Берег острова отдаляется у нас за кормой, здесь мы вне опасности. Над лесными вершинами разбежались в небе барашки облаков, а внизу, у воды, тихо, тепло и влажно, это к дождю. Рыба любит такую погоду, комары тоже, но опрыскиваться нельзя: попадет на наживку — и рыбы почуют.
Правлю вдоль берега «большой земли». Из прибрежной заводи взлетает, хлопая крыльями, опытный рыболов — голубая цапля, летит над нами, вытянув вперед шею с длинным клювом, сзади протянуты лапы, летучая змея. Заметила нас, крякнула хриплым птеродактилем и взмыла повыше; взяла курс на юго-восток, там они раньше гнездились большой колонией, наверно, и сейчас живут. Теперь надо внимательнее следить за Дэвидом. Медная леска наискось уходит за борт, разрезая воду и чуть-чуть вибрируя.
— Ну как, берет? — спрашиваю.
— Подергивает вроде малость.
— Это блесна вертится, — говорю я. — Опусти конец удилища пониже; как почувствуешь потяжку, пережди секунду и резко дергай, понял?
— Ясно, — отвечает он.
У меня устали руки. Сзади меня слышится тиканье — это лягушонок подскакивает в банке и бьется головой в крышку.
Мы подходим к крутому каменному обрыву, и я велю Дэвиду сматывать леску. Здесь мы будем удить с лодки на плаву, он может пустить в ход свою собственную снасть.
— Анна, готовься, — острит он. — Я пущу в ход мою собственную снасть.
Анна говорит:
— О Боже, без этих шуточек ты никак не можешь, а?
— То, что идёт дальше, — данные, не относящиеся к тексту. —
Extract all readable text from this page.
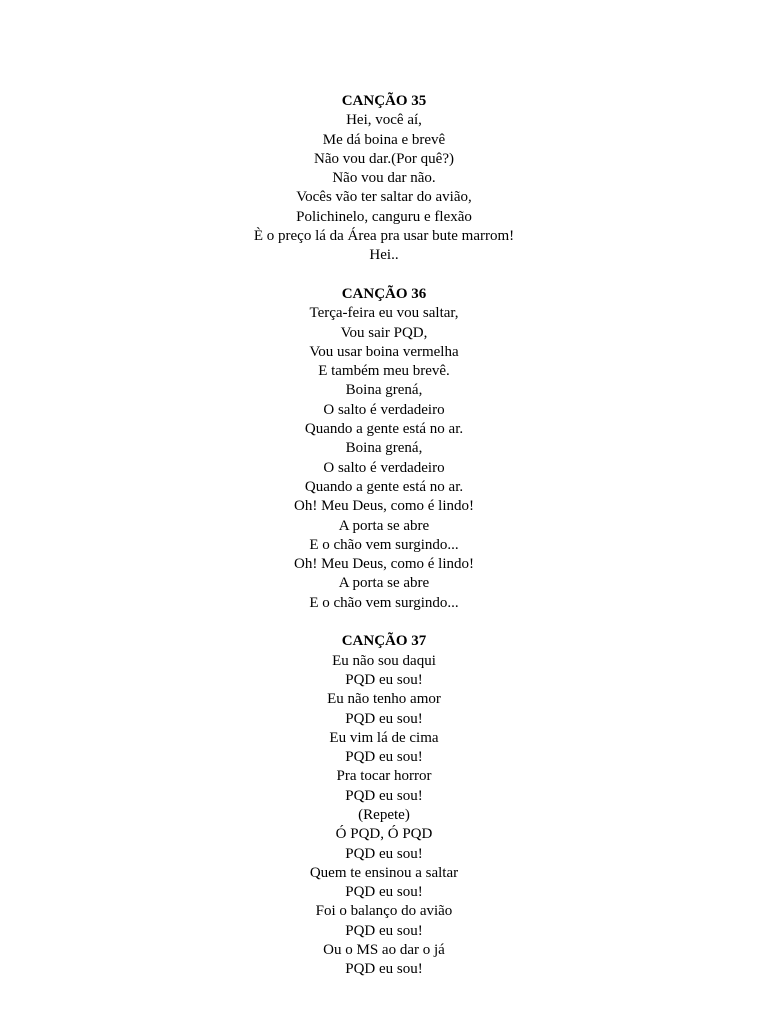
CANÇÃO 35
Hei, você aí,
Me dá boina e brevê
Não vou dar.(Por quê?)
Não vou dar não.
Vocês vão ter saltar do avião,
Polichinelo, canguru e flexão
È o preço lá da Área pra usar bute marrom!
Hei..
CANÇÃO 36
Terça-feira eu vou saltar,
Vou sair PQD,
Vou usar boina vermelha
E também meu brevê.
Boina grená,
O salto é verdadeiro
Quando a gente está no ar.
Boina grená,
O salto é verdadeiro
Quando a gente está no ar.
Oh! Meu Deus, como é lindo!
A porta se abre
E o chão vem surgindo...
Oh! Meu Deus, como é lindo!
A porta se abre
E o chão vem surgindo...
CANÇÃO 37
Eu não sou daqui
PQD eu sou!
Eu não tenho amor
PQD eu sou!
Eu vim lá de cima
PQD eu sou!
Pra tocar horror
PQD eu sou!
(Repete)
Ó PQD, Ó PQD
PQD eu sou!
Quem te ensinou a saltar
PQD eu sou!
Foi o balanço do avião
PQD eu sou!
Ou o MS ao dar o já
PQD eu sou!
Он довольно посмеивается и крутит катушку, леска бежит из воды, роняя капли; бледно сверкнула, поднимаясь из глубины, трепещущая блесна. Когда она начинает прыгать по поверхности, приближаясь к борту, я вижу, что червяка нет, на крючке только обрывок кожицы. Я раньше удивлялась, как это примитивные блесны с глазами африканских идолов могут обмануть рыб, но, видно, и рыбы кое-чему научились.
Мы стоим прямо под обрывом, это высокая каменная стена, совсем как искусственное сооружение, слегка даже нависающая, с одним небольшим выступом, вроде ступеньки, на полдороге к верху. В трещинах растет бурый лишайник. Я нанизываю на удочку Дэвида свинцовое грузило и другую блесну с новым червем и забрасываю; ярко-розовый червяк уходит под воду, становится все темнее, бурее и теряется в тени под скалой. Сейчас уже рыбы, мелькающие черными торпедами, должно быть, заметили его, обнюхивают, толкают носами. Я верю в них, как другие люди верят в Бога: я их не вижу, но знаю, что они есть.